Затем на четвертые сутки они вывалились из смрада и грохота и, раздавленные громадой Москвы, кое-как, не воспринимая собственных жестов и поступков, по какому-то наитию, нашли свое место в партийном общежитии, где постепенно и небезуспешно начали приходить в себя, зализывая раны, поражаясь, восхищаясь, отчаиваясь, с умилением и тоской вспоминая привычное ленивое тифлисское ароматное пространство и лица близких. К счастью, ссадины и ушибы рубцевались по молодости лет стремительно, а к осени те, что должны были о них заботиться, и в самом деле о них не забыли, и они, сжимая в руках бумажное и беспрекословное право, возникли на улице со странным названием "Арбат", вошли в дом 43 и вселились в квартиру 12 на четвертом этаже большого грязно-бежевого дома.
В квартире, о которой вам уже известно, им выпала честь обладать двумя комнатами, расположенными в разных концах длинного коридора.
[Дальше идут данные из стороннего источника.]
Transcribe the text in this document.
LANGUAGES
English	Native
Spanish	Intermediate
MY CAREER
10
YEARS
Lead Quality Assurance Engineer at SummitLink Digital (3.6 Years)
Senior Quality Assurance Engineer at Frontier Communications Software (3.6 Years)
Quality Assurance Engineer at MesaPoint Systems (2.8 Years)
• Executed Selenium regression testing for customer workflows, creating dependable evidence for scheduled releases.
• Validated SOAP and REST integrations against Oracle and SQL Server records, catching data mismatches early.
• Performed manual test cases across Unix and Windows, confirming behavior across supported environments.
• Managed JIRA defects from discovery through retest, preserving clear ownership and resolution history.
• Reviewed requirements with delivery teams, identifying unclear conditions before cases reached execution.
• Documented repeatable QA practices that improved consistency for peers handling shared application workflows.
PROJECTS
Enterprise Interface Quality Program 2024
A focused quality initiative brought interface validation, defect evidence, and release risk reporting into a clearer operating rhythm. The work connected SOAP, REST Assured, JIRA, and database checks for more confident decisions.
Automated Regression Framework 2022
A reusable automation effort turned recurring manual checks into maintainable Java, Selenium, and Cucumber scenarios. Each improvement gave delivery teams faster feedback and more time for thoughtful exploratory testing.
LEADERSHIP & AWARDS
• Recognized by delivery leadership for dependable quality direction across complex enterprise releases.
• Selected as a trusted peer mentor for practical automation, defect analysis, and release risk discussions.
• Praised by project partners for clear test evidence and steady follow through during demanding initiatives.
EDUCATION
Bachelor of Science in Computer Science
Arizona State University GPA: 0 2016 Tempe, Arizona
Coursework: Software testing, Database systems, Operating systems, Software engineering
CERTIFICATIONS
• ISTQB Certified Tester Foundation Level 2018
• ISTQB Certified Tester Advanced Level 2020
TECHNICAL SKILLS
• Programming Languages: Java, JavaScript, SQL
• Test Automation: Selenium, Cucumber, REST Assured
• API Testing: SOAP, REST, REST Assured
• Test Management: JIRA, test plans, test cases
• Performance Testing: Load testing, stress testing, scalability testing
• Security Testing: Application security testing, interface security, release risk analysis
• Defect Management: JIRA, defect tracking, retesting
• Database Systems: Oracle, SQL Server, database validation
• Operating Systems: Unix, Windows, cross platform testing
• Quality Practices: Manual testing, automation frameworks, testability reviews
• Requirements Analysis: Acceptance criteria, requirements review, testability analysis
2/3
Им пришлось постигать новую коварную науку коммунального сосуществования. Им нужно было преодолеть после тифлисского соседства радушия, открытости и приязни непривычную замкнутость и отгороженность. Нет, не враждеб-ность, упаси Бог, но странную отчужденность и даже холодок, и будто бы отсутствие всякого интереса к вашей жизни.
Они старательно обучались в своей академии новейшим политическим и экономическим искусствам, а по вечерам усваивали жесткие незнакомые навыки коммунального житья. Затем навалилась зима, и их ничтожные южные одежды не справились бы с ее бесчинствами, когда бы не молодость, не надежды да не любовь.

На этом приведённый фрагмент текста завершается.